再依次下新鲜姜块、花生、炒米,经平安的大力擂转,一股独特的姜香与焦香味从擂钵中逸出。
很快,这些东西便化为细腻雪白的蓉。
用茶树棒继续翻拌,茶叶的绿与大米的白在钵中融合成淡淡的茶绿色。
看着擂钵有些干,平安倒入少许水,最后撒入芝麻继续研磨,待将芝麻碾碎,芝麻外壳与香喷喷的芝麻油亦完美融入钵中。
这颜色,瞧着倒与街上茶楼茶博士点的十分相近。
今日是时间急了,若是有时间,今儿都不该用这新鲜大米,得选用阴米口感最佳。
当地所谓阴米,便是将煮熟的大米平摊放凉,放置于阴凉通风处阴干水分,这样处理的阴米适合保存不说,用来做炒米味道最为香浓。
擂茶既已擂好,平安取出茶碗,舀上一大勺,加上些许白糖,用热水冲泡化开。
一碗色泽淡绿,香浓甘甜的擂茶便热腾腾出炉。
用调羹舀上一勺尝味,入口细腻酽滑,香气扑鼻。一瞬间,平安只觉米香、花生香、芝麻香与茶香奇妙融合,散发出馥郁淳朴的香味。
至于今日晚膳,家中早已无鲜肉,但鱼儿管饱。平安便打算做一盆河鱼一锅鲜与槐花炒鸡蛋。
这会门前的槐花开得正盛,翠绿的枝叶间缀满簇簇繁复的白色花瓣,远远望去,有些似点点云雾缭绕青山之间。
走到树下,白色的花瓣已掉落一地,还可闻到阵阵扑鼻的槐花清香。平安踮起脚尖,从枝干上扯下一大捧槐花到篮中。取尚未开放的花序,挑出用淡盐水浸泡。
做完这些,她便从养鱼的杂物房开始挑选怏怏的小鱼。
不拘是禾花鱼、黄骨鱼、还是小鲫鱼,她一并选了掐鳃去脏,添柴烧锅。
用薄油将这些小鱼两面煎至金黄,入盐调底味,接着便可倒入井水开炖。
以她的经验,每次只需将鱼煎好,无论是用凉水还是热水,都可以熬出奶白的鱼汤来。
待水沸,鱼肉亦析出,化为浓白鲜香的鱼汤,平安加入白豆腐与盐,小火慢煨。
剩下的槐花只需焯水后与鸡蛋液滑散同煎,这槐花炒蛋就是吃个鲜味与热乎,等爷爷他们归家再做也来得及。
趁着炖煮的空档,平安便开始挑水泼菜。这事往常都是爷爷做得多,可他每日服役已经足够辛苦,平安又哪舍得再将这些杂活推脱给他。
脆甜的白菜苔早已抽条长高,变为一片黄灿灿的油菜花,只等夏季成熟,便可打出油菜籽榨油。

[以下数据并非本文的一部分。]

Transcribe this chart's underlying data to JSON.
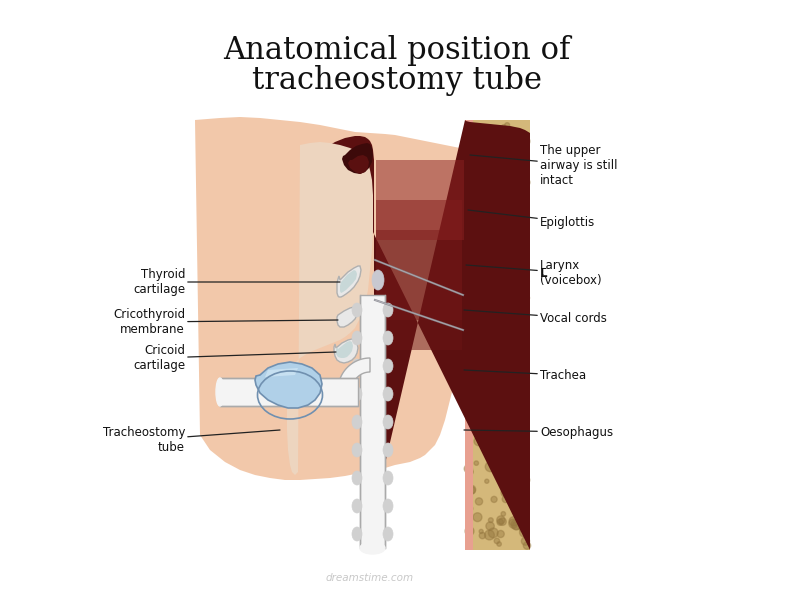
{
  "title_line1": "Anatomical position of",
  "title_line2": "tracheostomy tube",
  "title_fontsize": 22,
  "title_font": "DejaVu Serif",
  "background_color": "#ffffff",
  "watermark": "dreamstime.com",
  "skin_color": "#f2c8aa",
  "skin_inner": "#e8b898",
  "dark_red": "#5c1010",
  "medium_red": "#7a1a1a",
  "light_red": "#a03030",
  "bone_color": "#d4b87a",
  "bone_dark": "#b89858",
  "bone_spots": "#967840",
  "cartilage_color": "#e8e8e8",
  "cartilage_edge": "#b0b0b0",
  "tube_color": "#f4f4f4",
  "tube_edge": "#aaaaaa",
  "flange_color": "#b0d0e8",
  "flange_edge": "#7090b0",
  "pink_lining": "#e8a090",
  "annotation_fontsize": 8.5,
  "arrow_color": "#222222",
  "label_bold": [
    "Larynx\n(voicebox)"
  ]
}
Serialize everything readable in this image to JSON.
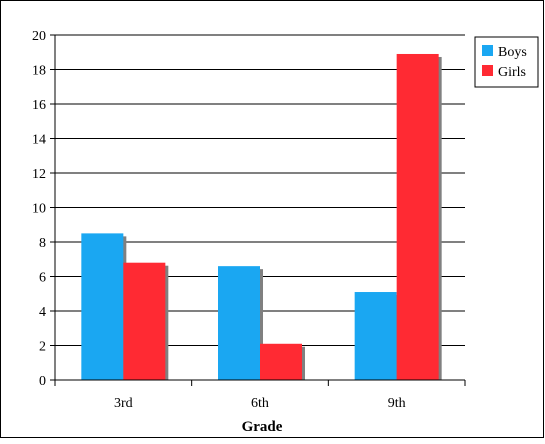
{
  "chart_data": {
    "type": "bar",
    "title": "",
    "xlabel": "Grade",
    "ylabel": "",
    "categories": [
      "3rd",
      "6th",
      "9th"
    ],
    "series": [
      {
        "name": "Boys",
        "values": [
          8.5,
          6.6,
          5.1
        ],
        "color": "#1aa7f2"
      },
      {
        "name": "Girls",
        "values": [
          6.8,
          2.1,
          18.9
        ],
        "color": "#ff2a33"
      }
    ],
    "ylim": [
      0,
      20
    ],
    "yticks": [
      "0",
      "2",
      "4",
      "6",
      "8",
      "10",
      "12",
      "14",
      "16",
      "18",
      "20"
    ],
    "grid": true,
    "legend": "right"
  }
}
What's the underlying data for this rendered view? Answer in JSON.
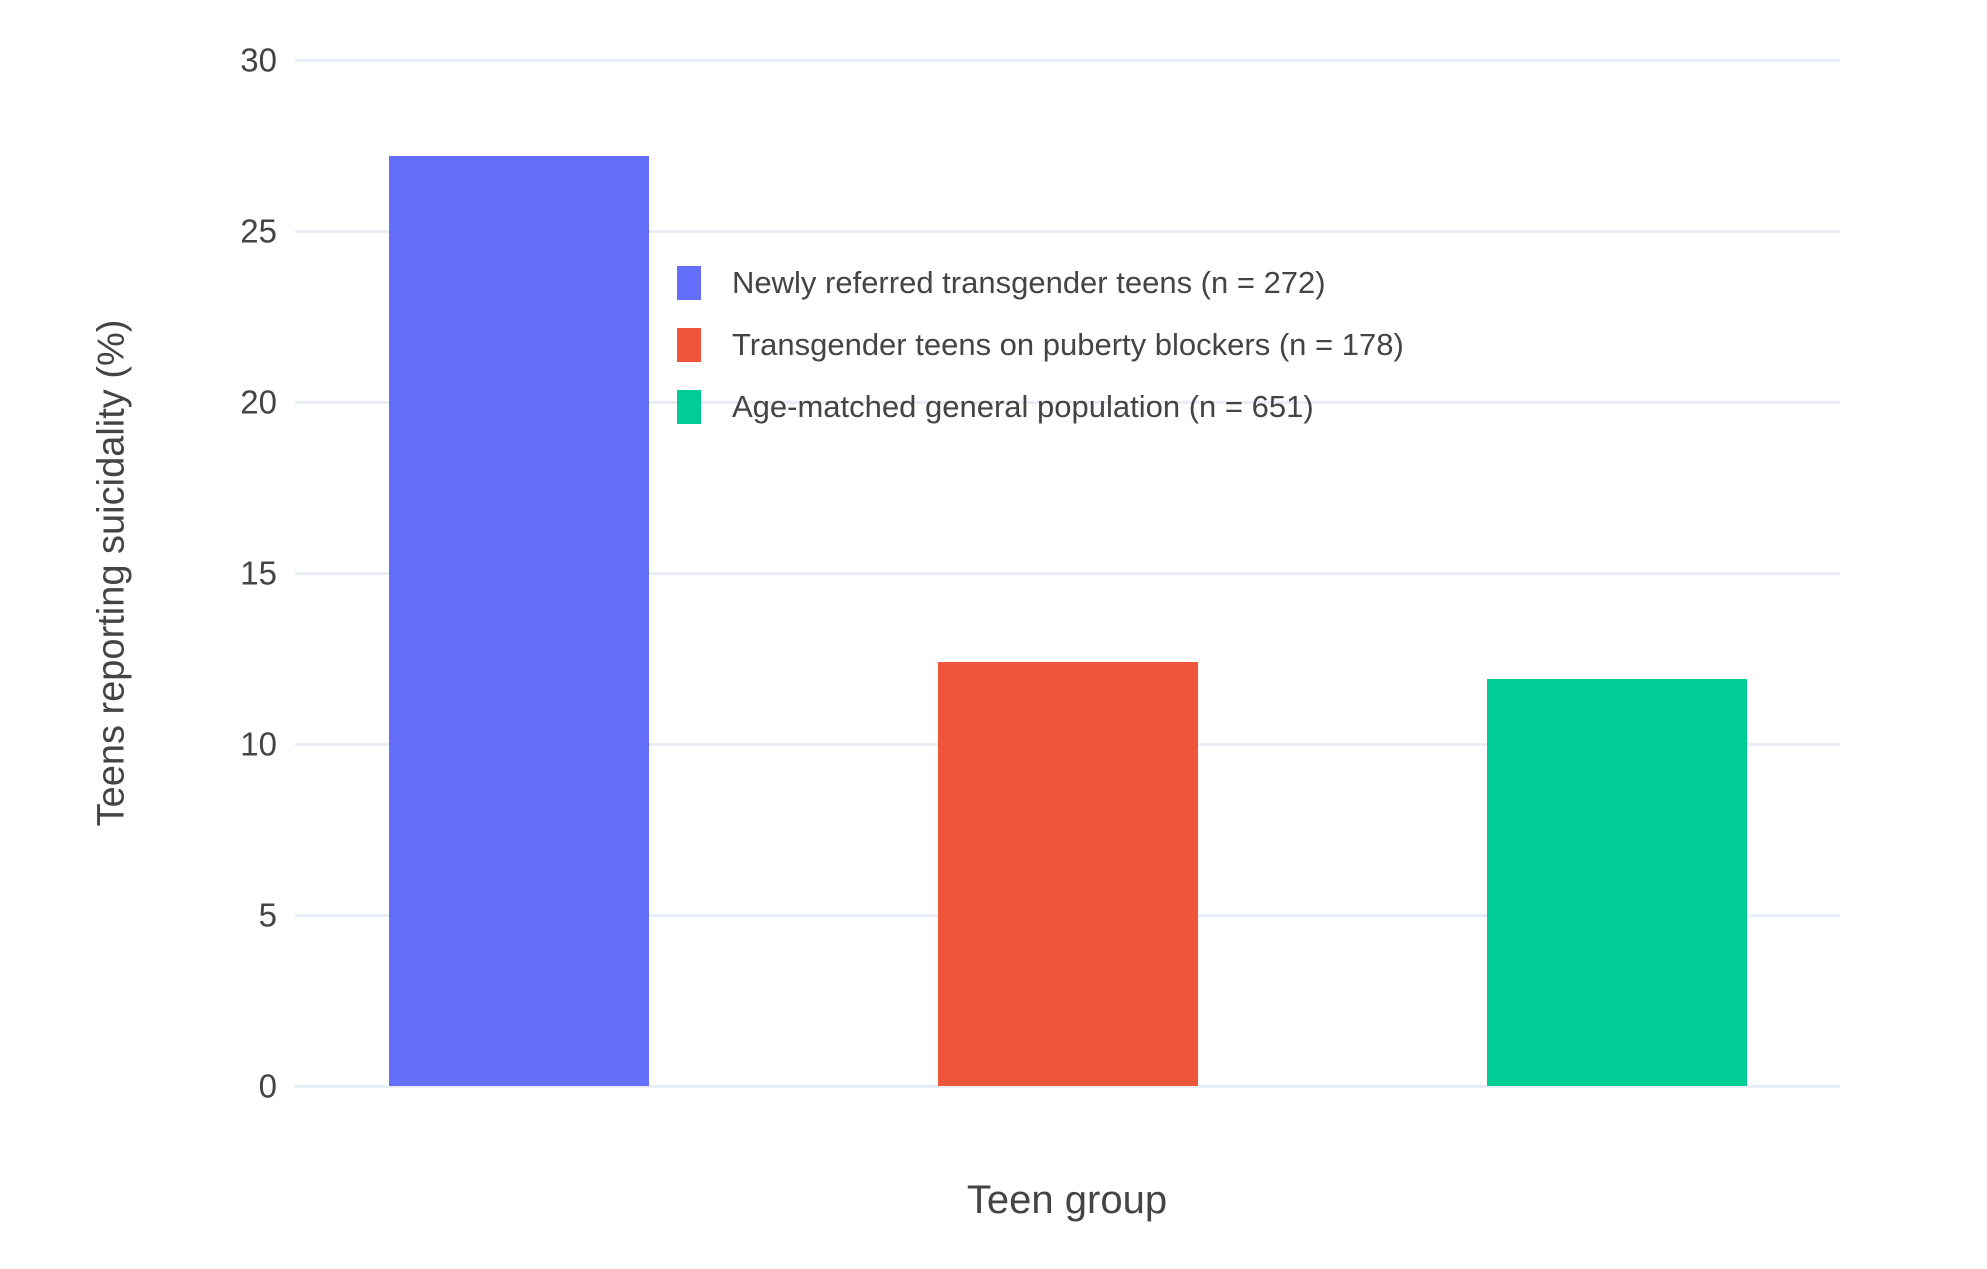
{
  "chart_data": {
    "type": "bar",
    "title": "",
    "xlabel": "Teen group",
    "ylabel": "Teens reporting suicidality (%)",
    "ylim": [
      0,
      30
    ],
    "yticks": [
      0,
      5,
      10,
      15,
      20,
      25,
      30
    ],
    "grid": true,
    "legend_position": "inside top-left of plot",
    "categories": [
      "Newly referred transgender teens (n = 272)",
      "Transgender teens on puberty blockers (n = 178)",
      "Age-matched general population (n = 651)"
    ],
    "values": [
      27.2,
      12.4,
      11.9
    ],
    "series_colors": [
      "#636EFA",
      "#EF553B",
      "#00CC96"
    ],
    "legend": [
      {
        "label": "Newly referred transgender teens (n = 272)",
        "color": "#636EFA"
      },
      {
        "label": "Transgender teens on puberty blockers (n = 178)",
        "color": "#EF553B"
      },
      {
        "label": "Age-matched general population (n = 651)",
        "color": "#00CC96"
      }
    ]
  },
  "colors": {
    "background": "#FFFFFF",
    "gridline": "#E8EDF6",
    "text": "#444444"
  }
}
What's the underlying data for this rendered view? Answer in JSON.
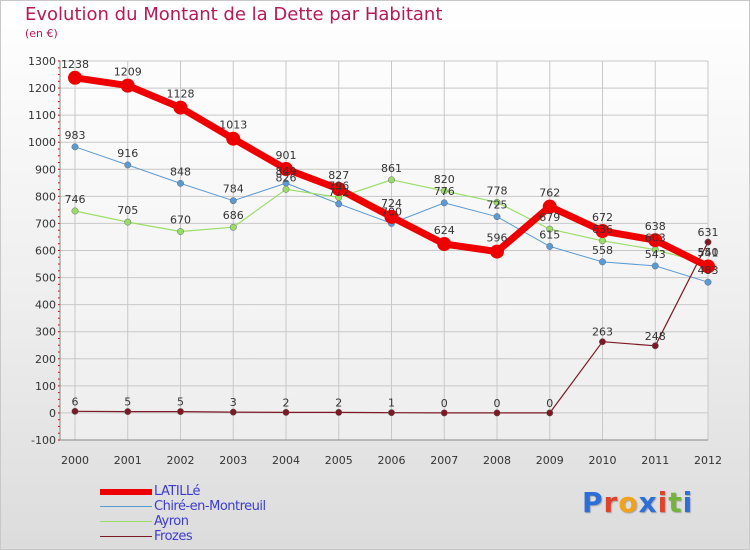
{
  "header": {
    "title": "Evolution du Montant de la Dette par Habitant",
    "unit": "(en €)"
  },
  "logo": {
    "letters": [
      "P",
      "r",
      "o",
      "x",
      "i",
      "t",
      "i"
    ],
    "colors": [
      "#2d6fd6",
      "#e0432b",
      "#f0a21a",
      "#2d6fd6",
      "#e0432b",
      "#74b43c",
      "#2d6fd6"
    ]
  },
  "chart_data": {
    "type": "line",
    "x": [
      2000,
      2001,
      2002,
      2003,
      2004,
      2005,
      2006,
      2007,
      2008,
      2009,
      2010,
      2011,
      2012
    ],
    "xticks": [
      "2000",
      "2001",
      "2002",
      "2003",
      "2004",
      "2005",
      "2006",
      "2007",
      "2008",
      "2009",
      "2010",
      "2011",
      "2012"
    ],
    "ylim": [
      -100,
      1300
    ],
    "yticks": [
      -100,
      0,
      100,
      200,
      300,
      400,
      500,
      600,
      700,
      800,
      900,
      1000,
      1100,
      1200,
      1300
    ],
    "grid": true,
    "legend_position": "bottom-left",
    "series": [
      {
        "name": "LATILLé",
        "color": "#ee0000",
        "values": [
          1238,
          1209,
          1128,
          1013,
          901,
          827,
          724,
          624,
          596,
          762,
          672,
          638,
          541
        ]
      },
      {
        "name": "Chiré-en-Montreuil",
        "color": "#5b9bd5",
        "values": [
          983,
          916,
          848,
          784,
          849,
          772,
          700,
          776,
          725,
          615,
          558,
          543,
          483
        ]
      },
      {
        "name": "Ayron",
        "color": "#99dd66",
        "values": [
          746,
          705,
          670,
          686,
          826,
          796,
          861,
          820,
          778,
          679,
          636,
          603,
          550
        ]
      },
      {
        "name": "Frozes",
        "color": "#7b1a24",
        "values": [
          6,
          5,
          5,
          3,
          2,
          2,
          1,
          0,
          0,
          0,
          263,
          248,
          631
        ]
      }
    ]
  }
}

地里也如今也种上不少夏日常吃的瓜果蔬菜,最近气候干燥,每日少不得一顿水伺候。
他们村里有那勤快的,更是早晚各来一次,中午则坐在菜地除草捉虫。
平安自认比不上,晚上伺候一顿便已算她勤快,左右她家人也不多,不需要那么多菜。
“娘子!”木头人未至,嘹亮的嗓音便已传至院内。
服役的地离家越来越近,木头如今归家步履是越发轻快。
刚服徭役的时候,木头可是每日回家都哎哟呼痛。
这几日回家,他状态已好了许多,平安给他揉药时也发现他身上的肉比之前要硬实,想来力气要比之前大些了吧?
再回神,木头的俊脸已凑至她跟前,他眨巴着眼盯着平安,笑问:“娘子在想什么?”
想什么?平安当然不会说,她轻咳一声,指了指灶房,“在想今日没做什么好菜,不知你。”
她话未说完,木头早已甜言打断:“娘子做的,便是烂白菜我也爱吃。”
平安放下水瓢,推开他:“嘴这么甜,给你喝碗甜汤润润嘴。”
“果真?”木头挽住她的手,笑嘻嘻问道。
“骗你作甚。”
如脂的云霞布满天空,夕阳洒下最后一缕斜晖,院中的花草树木与屋檐角落均被涂上一层金黄的氤氲霞光。
胡水生慢悠悠跨过门槛,见得两人相携离去的亲密背影,也不由扶住门框,欣慰一笑。